The benefits of devolution are much less easy to see from an English perspective. On 14 November 1977, the Labour Westminster MP for West Lothian, Tam Dalyell used a Parliamentary debate on devolution to pose what has since become known as "The West Lothian Question":
"For how long will English constituencies and English Honourable members tolerate... at least 119 Honourable Members from Scotland, Wales and Northern Ireland exercising an important, and probably often decisive, effect on British politics while they themselves have no say in the same matters in Scotland, Wales and Northern Ireland?"
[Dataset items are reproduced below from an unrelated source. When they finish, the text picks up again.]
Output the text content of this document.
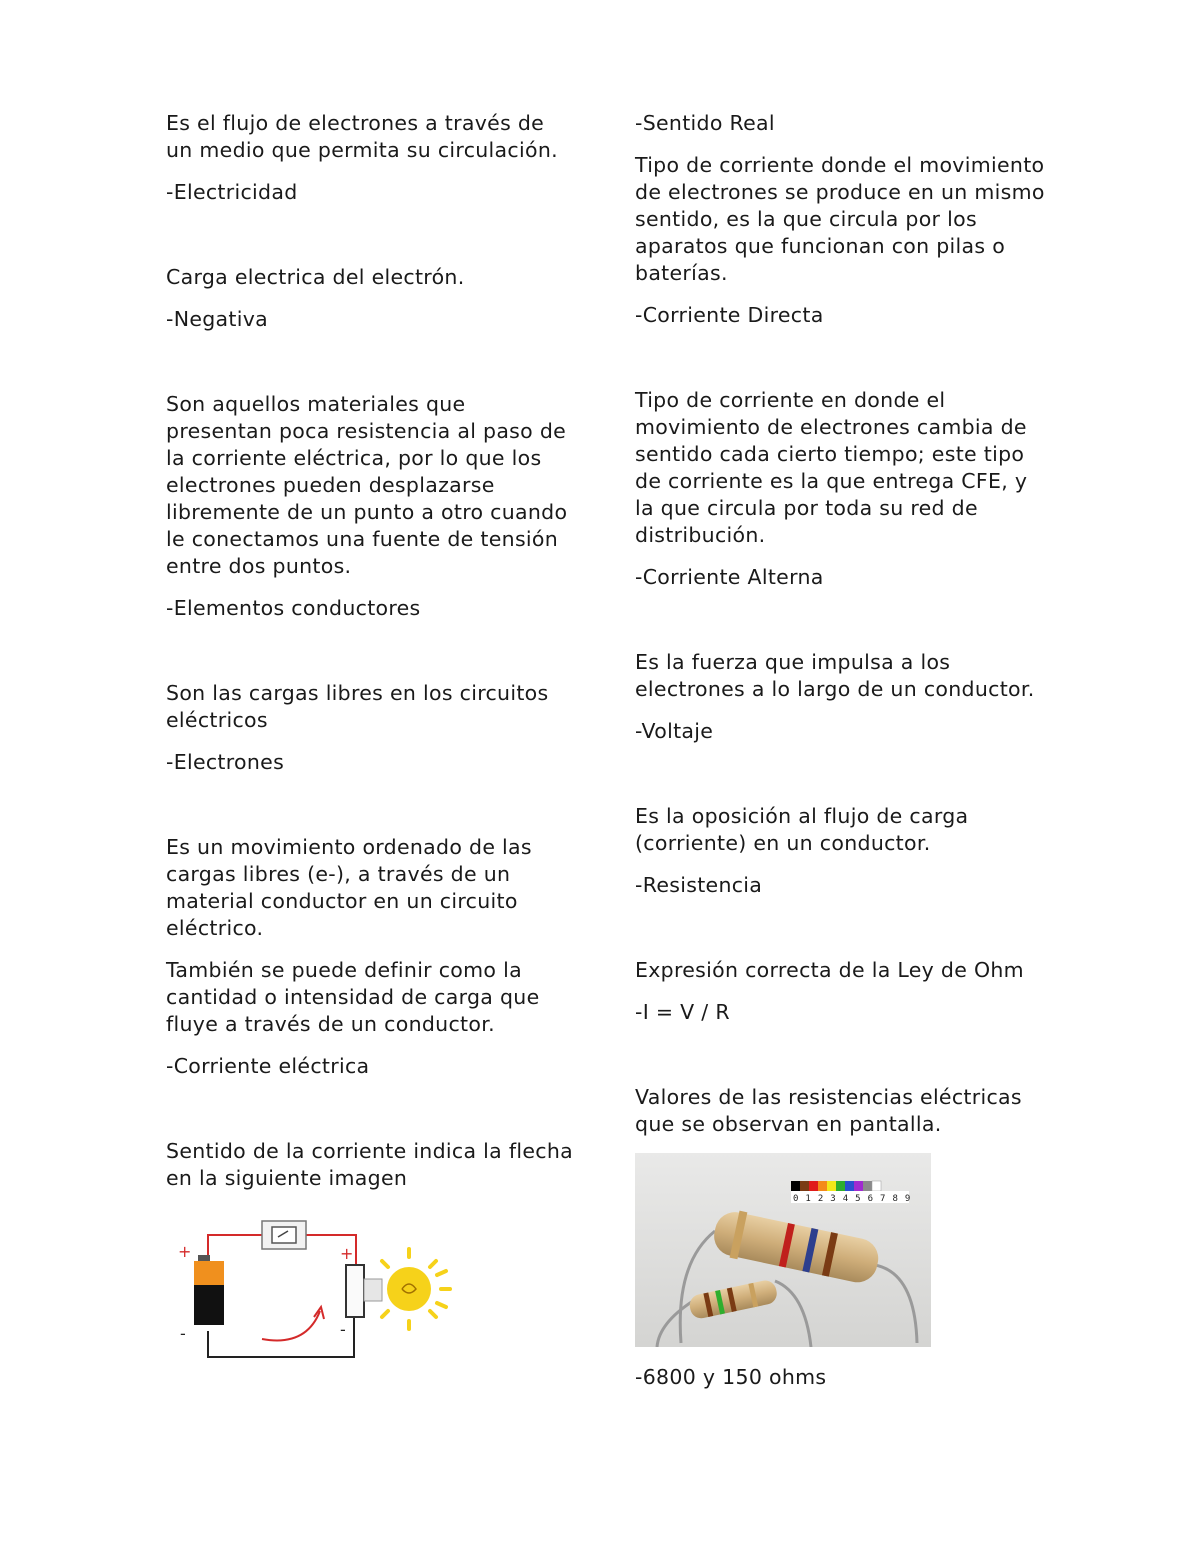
Es el flujo de electrones a través de un medio que permita su circulación.

-Electricidad

Carga electrica del electrón.

-Negativa

Son aquellos materiales que presentan poca resistencia al paso de la corriente eléctrica, por lo que los electrones pueden desplazarse libremente de un punto a otro cuando le conectamos una fuente de tensión entre dos puntos.

-Elementos conductores

Son las cargas libres en los circuitos eléctricos

-Electrones

Es un movimiento ordenado de las cargas libres (e-), a través de un material conductor en un circuito eléctrico.

También se puede definir como la cantidad o intensidad de carga que fluye a través de un conductor.

-Corriente eléctrica

Sentido de la corriente indica la flecha en la siguiente imagen

+
-
+
-

-Sentido Real

Tipo de corriente donde el movimiento de electrones se produce en un mismo sentido, es la que circula por los aparatos que funcionan con pilas o baterías.

-Corriente Directa

Tipo de corriente en donde el movimiento de electrones cambia de sentido cada cierto tiempo; este tipo de corriente es la que entrega CFE, y la que circula por toda su red de distribución.

-Corriente Alterna

Es la fuerza que impulsa a los electrones a lo largo de un conductor.

-Voltaje

Es la oposición al flujo de carga (corriente) en un conductor.

-Resistencia

Expresión correcta de la Ley de Ohm

-I = V / R

Valores de las resistencias eléctricas que se observan en pantalla.

0 1 2 3 4 5 6 7 8 9

-6800 y 150 ohms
On the face of it, it does seem unfair that Members of the Westminster Parliament representing Scottish seats should be allowed to vote in debates on, for example, education or health, the outcome of which will only effect English constituencies because those matters have been devolved in Scotland. The problem is that disallowing Scottish Westminster MPs from taking part in some UK Parliamentary discussions and votes could have a dramatic effect on the ability of a UK Labour Government to govern. The Westminster MPs representing Scottish seats are overwhelmingly Labour, and without their active participation it is unlikely that a UK Labour Government could gain acceptance for its policies. As a result there has never been a satisfactory answer given to the West Lothian Question, even 30 years after it was posed.
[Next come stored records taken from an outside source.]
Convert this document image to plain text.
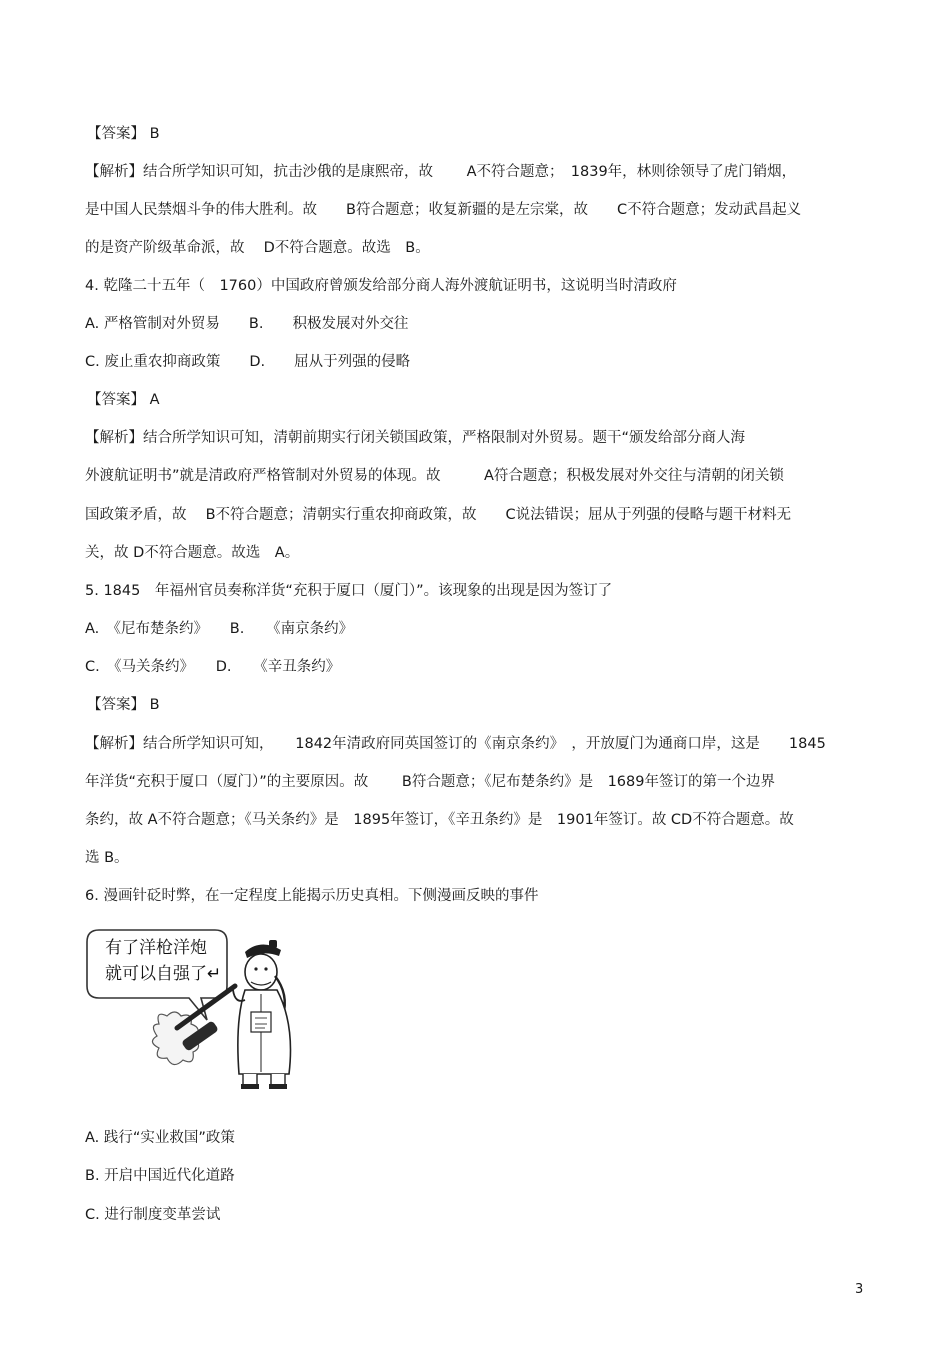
【答案】 B
【解析】结合所学知识可知，抗击沙俄的是康熙帝，故　　 A不符合题意；　1839年，林则徐领导了虎门销烟，
是中国人民禁烟斗争的伟大胜利。故　　B符合题意；收复新疆的是左宗棠，故　　C不符合题意；发动武昌起义
的是资产阶级革命派，故　 D不符合题意。故选　B。
4. 乾隆二十五年（　1760）中国政府曾颁发给部分商人海外渡航证明书，这说明当时清政府
A. 严格管制对外贸易　　B.　　积极发展对外交往
C. 废止重农抑商政策　　D.　　屈从于列强的侵略
【答案】 A
【解析】结合所学知识可知，清朝前期实行闭关锁国政策，严格限制对外贸易。题干“颁发给部分商人海
外渡航证明书”就是清政府严格管制对外贸易的体现。故　　　A符合题意；积极发展对外交往与清朝的闭关锁
国政策矛盾，故　 B不符合题意；清朝实行重农抑商政策，故　　C说法错误；屈从于列强的侵略与题干材料无
关，故 D不符合题意。故选　A。
5. 1845　年福州官员奏称洋货“充积于厦口（厦门）”。该现象的出现是因为签订了
A.　《尼布楚条约》　　B.　　《南京条约》
C.　《马关条约》　　D.　　《辛丑条约》
【答案】 B
【解析】结合所学知识可知，　　1842年清政府同英国签订的《南京条约》　，开放厦门为通商口岸，这是　　1845
年洋货“充积于厦口（厦门）”的主要原因。故　　 B符合题意；《尼布楚条约》是　1689年签订的第一个边界
条约，故 A不符合题意；《马关条约》是　1895年签订，《辛丑条约》是　1901年签订。故 CD不符合题意。故
选 B。
6. 漫画针砭时弊，在一定程度上能揭示历史真相。下侧漫画反映的事件
有了洋枪洋炮
就可以自强了↵
A. 践行“实业救国”政策
B. 开启中国近代化道路
C. 进行制度变革尝试
3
Scotland has four main political parties. Three of them, Labour, Conservative and Liberal Democrat, mirror the three main parties active across the UK. However, in Scotland the Scottish National Party has added a fourth dimension in Scottish politics since the party won its first Westminster seat in a by-election in November 1967. The Labour Party invariably wins most Scottish Westminster Parliamentary seats. The Lib Dems have a fairly steady following, especially in more rural areas. And Conservative Party fortunes in Scotland have fluctuated from poor to abysmal: in the 1997 General Election, Scottish unhappiness at 18 years of Conservative Government, 11 years of it under the leadership of Margaret Thatcher, led to the Conservatives winning no Scottish seats at all in the Westminster Parliament.
In the House of Lords in Westminster, hereditary Scottish Peers are eligible alongside their English counterparts to vote in and be nominated for the representative seats available in the House of Lords. And at the European level, Scotland makes up a single constituency, returning 7 Members of the European Parliament, or MEPs.
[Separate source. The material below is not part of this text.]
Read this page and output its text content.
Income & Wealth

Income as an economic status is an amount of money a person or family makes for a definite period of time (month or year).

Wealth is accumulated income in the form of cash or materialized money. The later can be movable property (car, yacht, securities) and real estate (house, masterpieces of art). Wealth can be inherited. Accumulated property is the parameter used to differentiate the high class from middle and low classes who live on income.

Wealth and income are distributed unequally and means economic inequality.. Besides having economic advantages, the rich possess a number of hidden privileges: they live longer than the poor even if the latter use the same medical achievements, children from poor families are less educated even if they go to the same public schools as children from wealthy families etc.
Local Government in Scotland comprises 32 unitary authorities, each governed by a Council made up of Councillors who stand for election every four years. Councils vary widely in population, from Glasgow with just under 600,000 residents to Orkney with just under 20,000: and in size, from Highland covering 26,484km² to Clackmannanshire covering just 158km². There are in total 1,122 Councillors serving in Scotland's Councils. The last council elections took place on 3 May 2007, and of the 1,122 Councillors, 363 are members of the Scottish National Party; 348 are Labour; 166 are Liberal Democrats; 148 are Conservatives; 8 are Scottish Green; 1 is Scottish Socialist; 1 is Solidarity; and 192 are Independents or Others.